With a glass-half-full line of thinking, Nicksick is approaching the situation in his mind like not all is lost. There could still be some pieces to the proverbial puzzle that haven’t been revealed, including a massive question on his and a lot of people’s minds: is it possible that the UFC and Jon Jones got in a room and came to terms?
“I got to look at this from both perspectives and I’ve got to come out of this with a positive aspect because, for me being the head coach, if I’m down and out, if I’m adding fuel to this fire, it’s not helping the situation by any means,” Nicksick stated. “My goal and my position as a coach is to be ready for whatever comes, for whatever they ask for, and whatever time that is.
“So, ultimately, if that means we fight Jon Jones in November or December, I think there’s some silver lining behind this, and then this whole heavyweight division shakes out like it’s supposed to. Lewis and Gane is rightfully a good matchup, obviously it kind of leaves Stipe out in the open — I don’t know what they’re gonna do with him and he’s very much deserved in this title picture as well. But if that means we fight Jon Jones, and maybe that’s a November card in Madison Square Garden or something like that, or even bigger, then I think it’s all gonna work out in the end.”
While an interim title fight is now officially on the books for Aug. 7 in Houston, there isn’t a lot of clarity as to where this officially leaves Ngannou. “The Predator” is in the middle of a historic run in this division with five straight finishes, four in the first round against former champions Cain Velasquez and Junior dos Santos, and perennial contenders Curtis Blaydes and Jairzinho Rozenstruik.
Nicksick and Ngannou prepared meticulously for the fight with Miocic and would offer the same approach to whoever is next to stand across from the champion.
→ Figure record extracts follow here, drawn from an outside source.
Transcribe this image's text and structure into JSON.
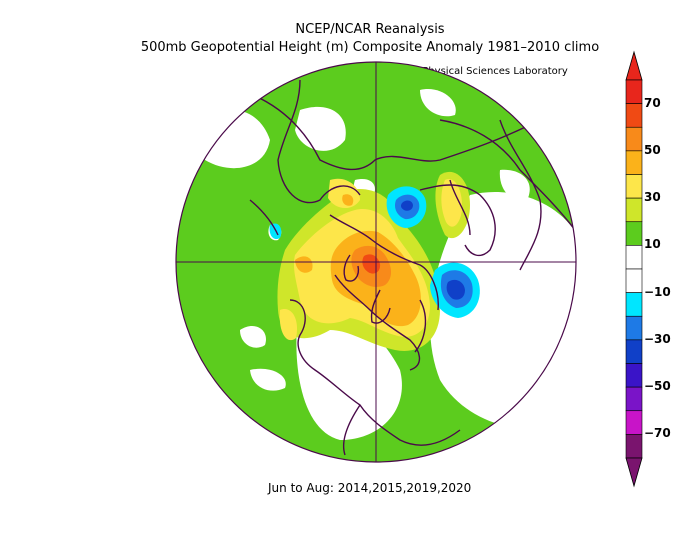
{
  "title_line1": "NCEP/NCAR Reanalysis",
  "title_line2": "500mb Geopotential Height (m) Composite Anomaly 1981–2010 climo",
  "credit": "NOAA Physical Sciences Laboratory",
  "caption": "Jun to Aug: 2014,2015,2019,2020",
  "colorbar": {
    "labels": [
      "70",
      "50",
      "30",
      "10",
      "−10",
      "−30",
      "−50",
      "−70"
    ],
    "colors": [
      "#e8261c",
      "#f04a14",
      "#f88a1a",
      "#fbb21a",
      "#fde64a",
      "#cfe62a",
      "#5ccc1e",
      "#ffffff",
      "#ffffff",
      "#00e6ff",
      "#1e7ae6",
      "#1040c8",
      "#3a14c8",
      "#7a14c8",
      "#c814c8",
      "#7a146e"
    ]
  },
  "map": {
    "projection": "north-polar-stereographic",
    "background_color": "#5ccc1e",
    "coastline_color": "#4a0a4a"
  }
}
Despite having high admiration and respect for both Lewis and Gane, Nicksick knows who the real heavyweight champion will be after Aug. 7.
“I think we all know, and the fans know where this title runs through and it runs through my man from Cameroon,” Nicksick said. “In my mind it’s like, we weren’t fighting in August anyway, this is just a fight that’s happening in August. All we understand now is we’re probably not fighting in September, so where does this push us, how far out, and who, when and what do we need to prepare for?
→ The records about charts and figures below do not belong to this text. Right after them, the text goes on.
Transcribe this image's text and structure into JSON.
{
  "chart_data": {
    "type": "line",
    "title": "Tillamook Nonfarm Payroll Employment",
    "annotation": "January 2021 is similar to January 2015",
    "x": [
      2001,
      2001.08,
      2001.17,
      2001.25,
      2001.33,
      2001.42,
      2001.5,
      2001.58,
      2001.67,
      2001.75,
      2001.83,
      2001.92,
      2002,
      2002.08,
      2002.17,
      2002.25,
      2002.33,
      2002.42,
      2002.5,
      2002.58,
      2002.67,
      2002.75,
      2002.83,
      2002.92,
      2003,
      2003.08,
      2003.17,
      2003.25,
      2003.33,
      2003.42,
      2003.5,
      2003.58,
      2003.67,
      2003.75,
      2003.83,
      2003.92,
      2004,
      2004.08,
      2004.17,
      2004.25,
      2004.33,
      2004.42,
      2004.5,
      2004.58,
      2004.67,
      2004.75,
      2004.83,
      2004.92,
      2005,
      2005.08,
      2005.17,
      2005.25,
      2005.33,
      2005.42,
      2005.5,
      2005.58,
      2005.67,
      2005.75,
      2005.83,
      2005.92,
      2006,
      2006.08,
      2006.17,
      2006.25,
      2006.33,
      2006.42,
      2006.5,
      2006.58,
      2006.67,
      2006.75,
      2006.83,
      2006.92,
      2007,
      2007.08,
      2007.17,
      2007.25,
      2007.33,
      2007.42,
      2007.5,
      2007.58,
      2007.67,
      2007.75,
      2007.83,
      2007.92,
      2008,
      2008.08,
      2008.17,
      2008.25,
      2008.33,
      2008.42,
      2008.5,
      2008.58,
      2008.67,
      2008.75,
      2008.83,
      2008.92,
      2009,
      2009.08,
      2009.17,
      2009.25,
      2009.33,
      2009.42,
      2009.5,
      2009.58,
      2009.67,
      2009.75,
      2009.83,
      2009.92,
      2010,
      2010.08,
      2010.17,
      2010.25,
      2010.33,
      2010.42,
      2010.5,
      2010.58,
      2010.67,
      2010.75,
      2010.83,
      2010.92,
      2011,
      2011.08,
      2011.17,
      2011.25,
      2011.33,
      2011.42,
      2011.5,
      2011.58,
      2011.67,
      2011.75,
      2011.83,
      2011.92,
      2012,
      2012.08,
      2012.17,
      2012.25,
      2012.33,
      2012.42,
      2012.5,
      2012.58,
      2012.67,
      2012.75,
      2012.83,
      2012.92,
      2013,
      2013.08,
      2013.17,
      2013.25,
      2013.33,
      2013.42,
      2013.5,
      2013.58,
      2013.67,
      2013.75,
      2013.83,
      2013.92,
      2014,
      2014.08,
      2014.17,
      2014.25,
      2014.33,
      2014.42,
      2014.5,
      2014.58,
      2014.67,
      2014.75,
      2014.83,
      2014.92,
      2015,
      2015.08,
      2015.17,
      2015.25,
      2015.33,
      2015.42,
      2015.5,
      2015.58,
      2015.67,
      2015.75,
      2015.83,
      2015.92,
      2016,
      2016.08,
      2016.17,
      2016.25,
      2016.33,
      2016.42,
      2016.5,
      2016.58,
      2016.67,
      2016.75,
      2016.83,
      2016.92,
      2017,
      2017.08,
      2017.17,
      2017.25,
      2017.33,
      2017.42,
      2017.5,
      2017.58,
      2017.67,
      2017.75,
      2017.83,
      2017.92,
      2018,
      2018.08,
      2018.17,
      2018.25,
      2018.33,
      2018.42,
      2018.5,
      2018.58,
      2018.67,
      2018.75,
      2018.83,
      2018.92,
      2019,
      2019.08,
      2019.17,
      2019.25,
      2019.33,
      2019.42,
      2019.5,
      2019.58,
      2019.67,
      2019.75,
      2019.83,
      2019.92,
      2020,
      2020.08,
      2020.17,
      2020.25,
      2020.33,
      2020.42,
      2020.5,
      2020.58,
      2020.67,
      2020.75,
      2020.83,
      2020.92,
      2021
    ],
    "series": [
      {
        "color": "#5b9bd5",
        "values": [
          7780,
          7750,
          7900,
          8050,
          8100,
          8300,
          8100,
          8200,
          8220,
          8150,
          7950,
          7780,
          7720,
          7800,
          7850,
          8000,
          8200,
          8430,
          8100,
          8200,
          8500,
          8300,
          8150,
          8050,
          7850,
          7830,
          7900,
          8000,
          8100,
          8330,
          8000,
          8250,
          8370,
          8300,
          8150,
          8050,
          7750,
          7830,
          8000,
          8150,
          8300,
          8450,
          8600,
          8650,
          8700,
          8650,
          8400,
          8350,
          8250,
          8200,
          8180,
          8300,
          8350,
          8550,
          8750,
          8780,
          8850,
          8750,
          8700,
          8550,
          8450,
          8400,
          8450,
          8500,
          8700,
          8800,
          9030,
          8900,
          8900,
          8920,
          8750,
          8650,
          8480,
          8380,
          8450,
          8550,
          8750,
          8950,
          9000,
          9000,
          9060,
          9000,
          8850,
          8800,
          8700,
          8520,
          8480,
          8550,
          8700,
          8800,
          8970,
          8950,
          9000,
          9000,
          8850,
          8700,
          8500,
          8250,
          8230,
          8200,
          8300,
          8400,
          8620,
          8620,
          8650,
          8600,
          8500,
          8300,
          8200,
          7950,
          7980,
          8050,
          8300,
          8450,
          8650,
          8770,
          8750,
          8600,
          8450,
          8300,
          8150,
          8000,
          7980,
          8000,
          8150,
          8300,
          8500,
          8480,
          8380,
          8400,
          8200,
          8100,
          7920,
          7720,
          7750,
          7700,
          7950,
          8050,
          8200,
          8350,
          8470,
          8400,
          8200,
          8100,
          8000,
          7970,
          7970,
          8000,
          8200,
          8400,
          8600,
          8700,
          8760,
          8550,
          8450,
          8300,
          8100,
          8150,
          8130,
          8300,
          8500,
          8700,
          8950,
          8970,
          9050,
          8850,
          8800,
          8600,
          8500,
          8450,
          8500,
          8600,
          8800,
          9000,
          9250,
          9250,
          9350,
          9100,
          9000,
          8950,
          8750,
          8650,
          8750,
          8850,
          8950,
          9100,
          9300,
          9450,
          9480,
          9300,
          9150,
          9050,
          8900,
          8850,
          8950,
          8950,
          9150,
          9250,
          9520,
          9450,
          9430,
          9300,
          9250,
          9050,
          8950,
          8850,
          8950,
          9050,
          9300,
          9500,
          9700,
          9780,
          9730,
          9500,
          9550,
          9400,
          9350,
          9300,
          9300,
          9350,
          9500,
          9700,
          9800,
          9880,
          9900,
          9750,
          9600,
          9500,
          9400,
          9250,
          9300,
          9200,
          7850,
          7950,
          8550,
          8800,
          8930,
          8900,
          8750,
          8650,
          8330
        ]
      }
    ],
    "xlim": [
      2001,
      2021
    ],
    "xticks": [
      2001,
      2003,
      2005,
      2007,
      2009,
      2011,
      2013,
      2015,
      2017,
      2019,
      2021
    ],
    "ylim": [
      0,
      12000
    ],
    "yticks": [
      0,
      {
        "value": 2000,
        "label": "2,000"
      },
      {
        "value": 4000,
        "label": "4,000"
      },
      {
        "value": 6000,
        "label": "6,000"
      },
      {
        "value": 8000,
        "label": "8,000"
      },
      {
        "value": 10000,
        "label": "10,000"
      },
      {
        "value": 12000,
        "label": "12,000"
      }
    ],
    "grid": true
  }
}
“I’m just trying to keep an even head on this whole thing. I understand that the UFC has a business to run; they needed a main event, they needed to fill that spot for Houston. And who better than Derrick Lewis who is going to sell that place out? God bless him. I love him to death and everything he does and represents. This is going to be a great main event. I just think the interim title label being put on it, I think it adds a little bit of shade to it. But, again, it’s not my promotion. They have to do what they have to do, I understand that. I just wish there wasn’t a double standard when it came to other guys and other labels for this interim [title talk], especially when the guy is essentially active.
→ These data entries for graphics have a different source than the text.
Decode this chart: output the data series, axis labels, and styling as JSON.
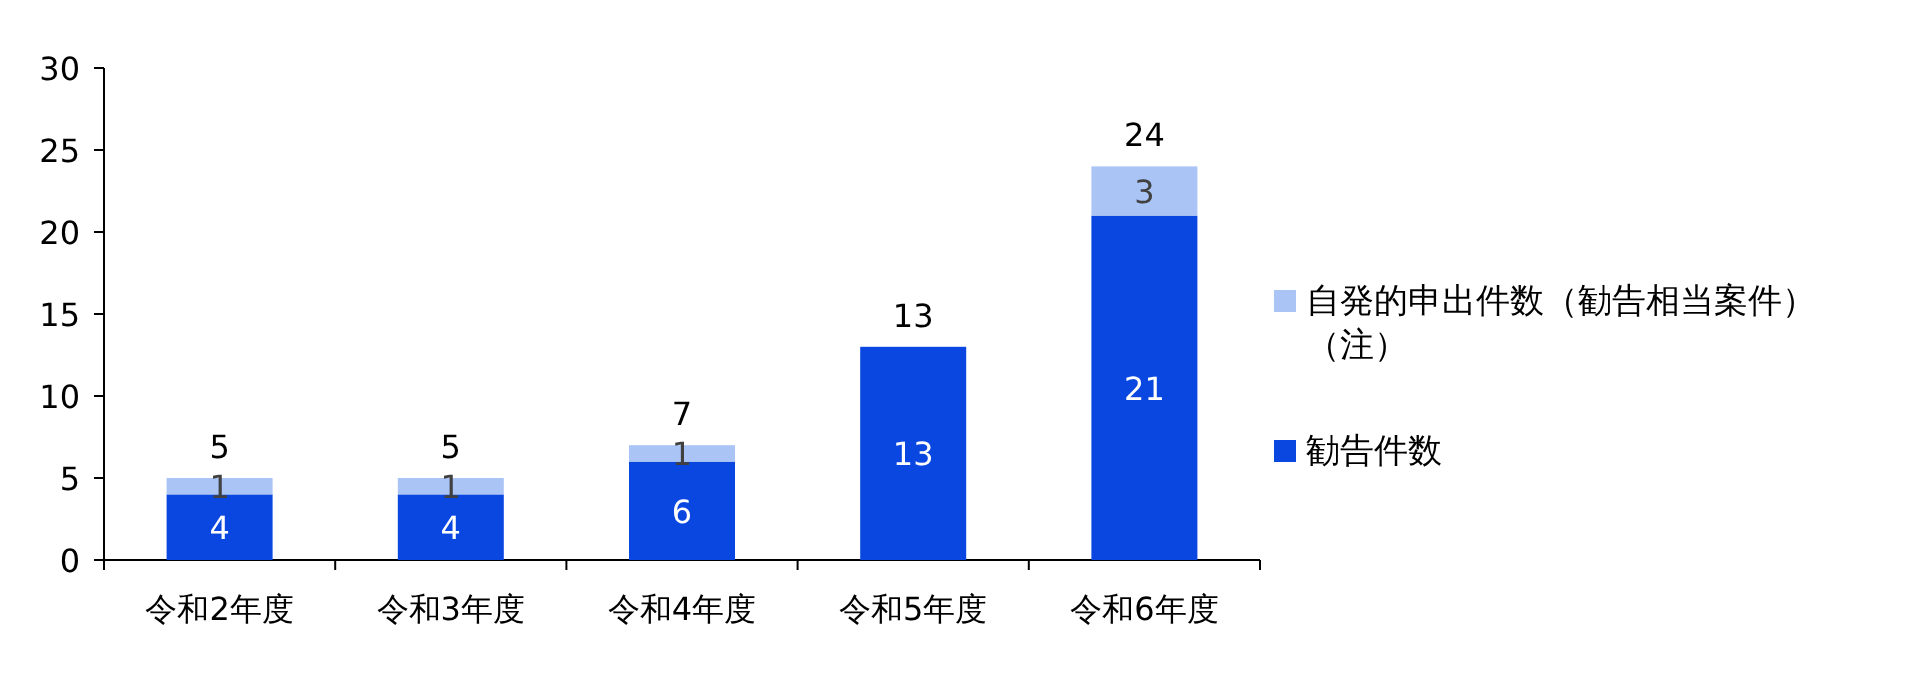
{
  "chart_data": {
    "type": "bar",
    "stacked": true,
    "categories": [
      "令和2年度",
      "令和3年度",
      "令和4年度",
      "令和5年度",
      "令和6年度"
    ],
    "series": [
      {
        "name": "勧告件数",
        "color": "#0a47e0",
        "values": [
          4,
          4,
          6,
          13,
          21
        ]
      },
      {
        "name": "自発的申出件数（勧告相当案件）（注）",
        "color": "#a9c4f5",
        "values": [
          1,
          1,
          1,
          null,
          3
        ]
      }
    ],
    "totals": [
      "5",
      "5",
      "7",
      "13",
      "24"
    ],
    "data_labels": true,
    "legend": "right",
    "ylim": [
      0,
      30
    ],
    "yticks": [
      0,
      5,
      10,
      15,
      20,
      25,
      30
    ]
  }
}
“We couldn’t fight in June because he was back home and he had some family commitments that a lot of us know and a lot of people don’t understand what he was there for, but it was more for the family element. And then he wasn’t able to get back into the country because he had to redo his visa. So there’s a lot of things for him to not be able to even take these fights just because of formalities. It wasn’t like he was ducking the guy, he wants to stay active. But when it comes to the contract and those negotiations, I have to stay in my lane. It has nothing to do with me and I just have to prepare for whatever opponent they tell us we’ve got to fight.”